Il y avait même un autre témoin à cette rencontre intime qui se tenait au bout de son propre champ, à la limite de celui de son voisin. Bernie Patterson regardait les terres et se demandait bien ce qu'il en adviendrait. Il savait qu'il y aurait lecture du testament dans quelques heures et il ne pouvait pas croire que la terre reviendrait à l'un des enfants. Avéline avait depuis longtemps laissé ce monde derrière elle et avait une vie bien à elle dans la ville reine. Cédric n'avait rien du gentleman-farmer, détestant tout ce qui lui rappelait son enfance dans ce patelin. Quant à Serge, c'eût été de plus ridicule de lui laisser la culture des blés, car bien qu'il fut travaillant et bien à son affaire, il n'avait certes pas tout ce qu'il fallait pour gérer la ferme. Ça se voyait depuis le début de la maladie du vieux renard. La moitié des champs en jachère, le jardin où poussait n'importe quoi, n'importe comment, et les poules qui dépérissaient à vue d'œil. La Pronovost avait beau se démener son gros postérieur, elle n'arrivait pas à la hauteur de l'expertise du bonhomme. De toute façon, si Georges avait laissé la ferme à ses enfants, ces derniers n'auraient d'autre choix que de vendre tout, la terre et les bâtiments. Ils en tireraient profit, car c'était un coin plutôt apprécié, avec une bonne terre et un climat propice, quoiqu'un peu trop humide parfois. Ce n'était pas l'environnement des Prairies de l'Ouest canadien, mais il y avait bien d'autres types de cultures qui s'adapteraient bien à cette région. Les idées ne manquaient pas et Patterson était de ceux qui en avaient. Voilà bien des années qu'il essayait de marchander avec son voisin pour le convaincre de vendre. Mais ce dernier lui disait, toujours avec le même regard sarcastique, qu'il ne lui donnerait même pas sa vieille charrette décorative, juste pour l'agacer.

Cette guerre de tranchées existait depuis la mort de sa femme. Georges avait vécu un certain relâchement et le bon Bernie avait crû bon de tenter sa chance en pensant pouvoir le dégager de son fardeau par une offre tout de même assez raisonnable.

– Tu penses vraiment que ma terre ne vaut que ça, Patterson? Si tu penses agrandir ta part de gâteau entre L'Islet et St-Aubert, tu t'y prends mal. Même ton père avait plus de jugeote que toi. Tu manques de tact et tu te fous pas mal de la douleur des gens.

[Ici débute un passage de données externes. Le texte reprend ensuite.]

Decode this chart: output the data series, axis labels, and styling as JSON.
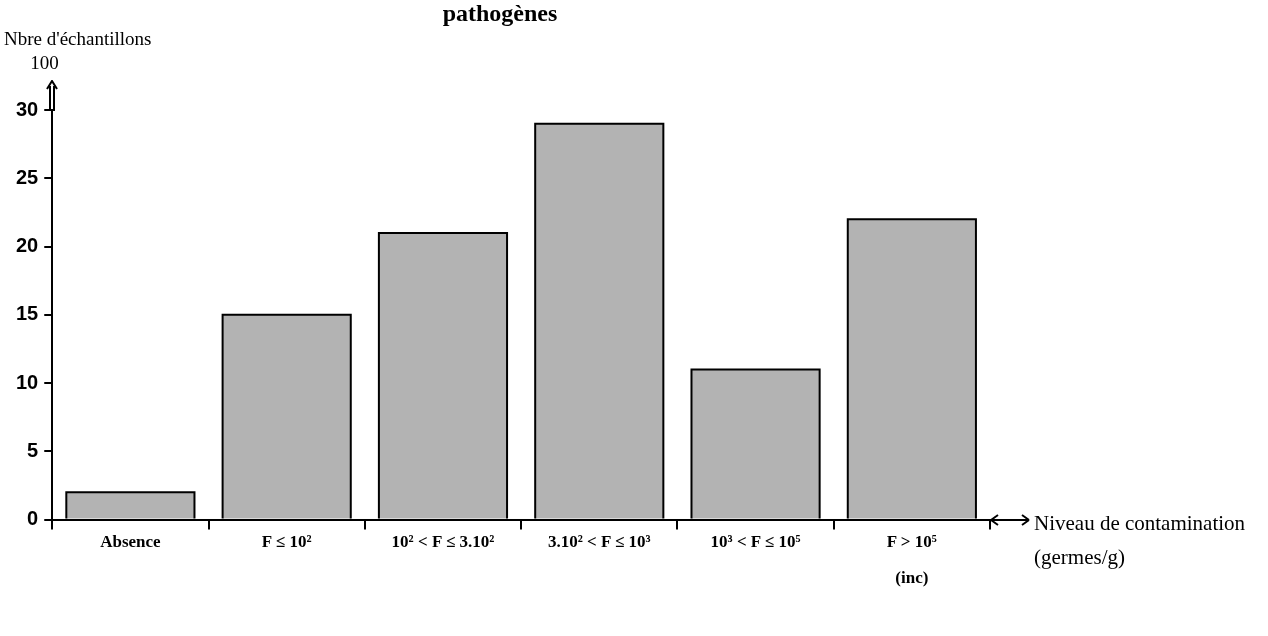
{
  "chart_data": {
    "type": "bar",
    "title": "pathogènes",
    "ylabel": "Nbre d'échantillons",
    "xlabel": "Niveau de contamination (germes/g)",
    "annotations": [
      "100",
      "(inc)"
    ],
    "categories": [
      "Absence",
      "F ≤ 10²",
      "10² < F ≤ 3.10²",
      "3.10² < F ≤ 10³",
      "10³ < F ≤ 10⁵",
      "F > 10⁵"
    ],
    "values": [
      2,
      15,
      21,
      29,
      11,
      22
    ],
    "color": "#b3b3b3",
    "ylim": [
      0,
      30
    ],
    "yticks": [
      0,
      5,
      10,
      15,
      20,
      25,
      30
    ],
    "grid": false,
    "legend": false
  }
}
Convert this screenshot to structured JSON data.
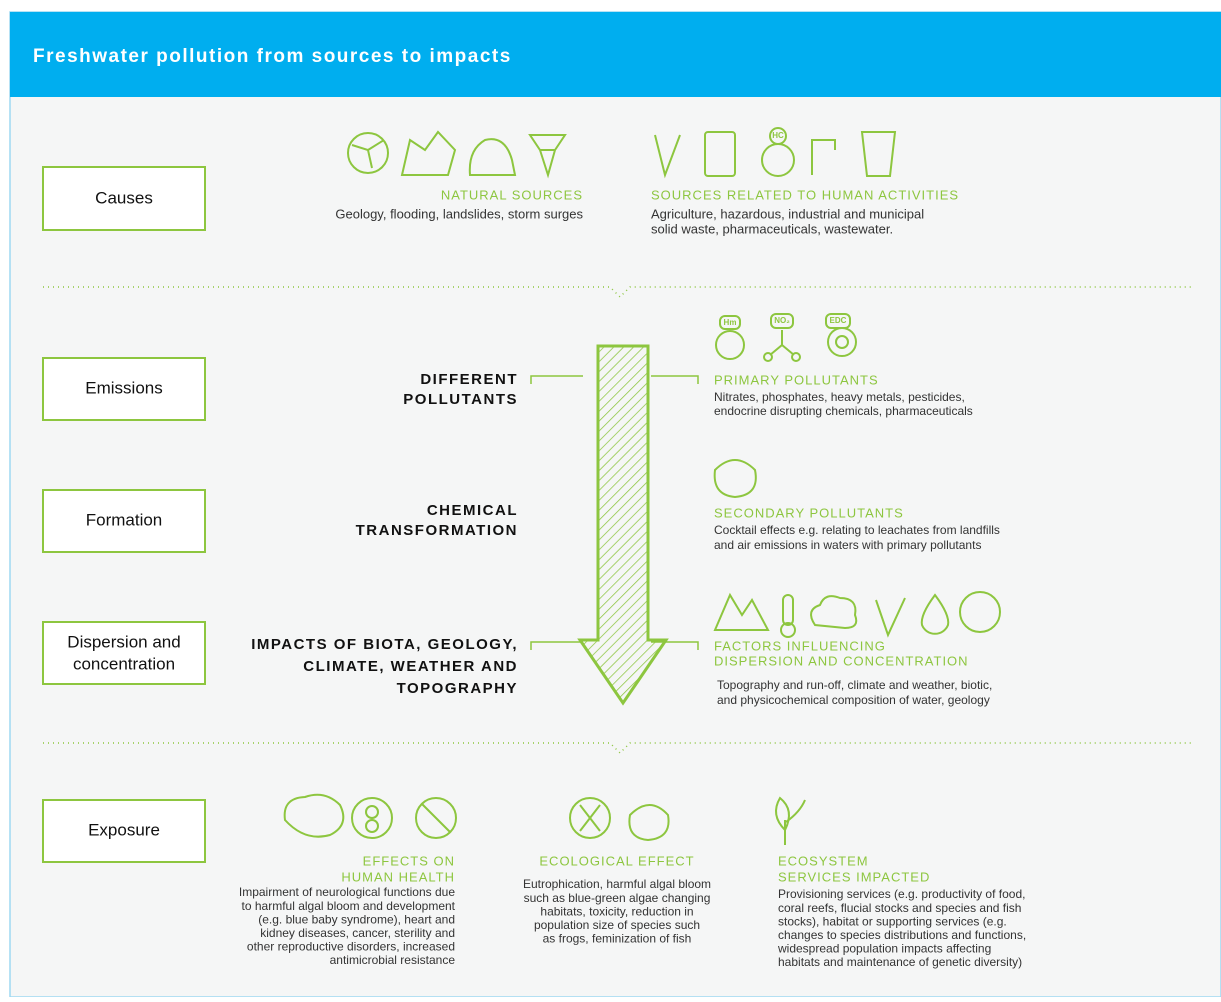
{
  "header": {
    "title": "Freshwater pollution from sources to impacts"
  },
  "stages": [
    "Causes",
    "Emissions",
    "Formation",
    [
      "Dispersion and",
      "concentration"
    ],
    "Exposure"
  ],
  "causes": {
    "natural": {
      "title": "NATURAL SOURCES",
      "lines": [
        "Geology, flooding, landslides, storm surges"
      ]
    },
    "human": {
      "title": "SOURCES RELATED TO HUMAN ACTIVITIES",
      "icon_label": "HC",
      "lines": [
        "Agriculture, hazardous, industrial and municipal",
        "solid waste, pharmaceuticals, wastewater."
      ]
    }
  },
  "process": {
    "left": [
      [
        "DIFFERENT",
        "POLLUTANTS"
      ],
      [
        "CHEMICAL",
        "TRANSFORMATION"
      ],
      [
        "IMPACTS OF BIOTA, GEOLOGY,",
        "CLIMATE, WEATHER AND",
        "TOPOGRAPHY"
      ]
    ],
    "primary": {
      "icon_labels": [
        "Hm",
        "NO₂",
        "EDC"
      ],
      "title": [
        "PRIMARY POLLUTANTS"
      ],
      "lines": [
        "Nitrates, phosphates, heavy metals, pesticides,",
        "endocrine disrupting chemicals, pharmaceuticals"
      ]
    },
    "secondary": {
      "title": [
        "SECONDARY POLLUTANTS"
      ],
      "lines": [
        "Cocktail effects e.g. relating to leachates from landfills",
        "and air emissions in waters with primary pollutants"
      ]
    },
    "factors": {
      "title": [
        "FACTORS INFLUENCING",
        "DISPERSION AND CONCENTRATION"
      ],
      "lines": [
        "Topography and run-off, climate and weather, biotic,",
        "and physicochemical composition of water, geology"
      ]
    }
  },
  "exposure": {
    "health": {
      "title": [
        "EFFECTS ON",
        "HUMAN HEALTH"
      ],
      "lines": [
        "Impairment of neurological functions due",
        "to harmful algal bloom and development",
        "(e.g. blue baby syndrome), heart and",
        "kidney diseases, cancer, sterility and",
        "other reproductive disorders, increased",
        "antimicrobial resistance"
      ]
    },
    "ecological": {
      "title": [
        "ECOLOGICAL EFFECT"
      ],
      "lines": [
        "Eutrophication, harmful algal bloom",
        "such as blue-green algae changing",
        "habitats, toxicity, reduction in",
        "population size of species such",
        "as frogs, feminization of fish"
      ]
    },
    "ecosystem": {
      "title": [
        "ECOSYSTEM",
        "SERVICES IMPACTED"
      ],
      "lines": [
        "Provisioning services (e.g. productivity of food,",
        "coral reefs, flucial stocks and species and fish",
        "stocks), habitat or supporting services (e.g.",
        "changes to species distributions and functions,",
        "widespread population impacts affecting",
        "habitats and maintenance of genetic diversity)"
      ]
    }
  }
}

Tu ne penses qu'à ton maudit fond de poche de salopette. Déguerpis de ma terre avant que je me décide à sortir mon 12 pour te farcir le cul!

Depuis cette première altercation, chaque fois qu'il avait tenté d'approcher le vieux Éthier, il s'était retrouvé devant un mur de pierres cimentées avec une détermination indestructible. Maintenant que le vieux chenapan était passé de l'autre côté de la croûte terrestre, Patterson entrevoyait l'avenir avec un petit peu plus d'espoir. Les enfants seraient plus accommodants, c'est certain.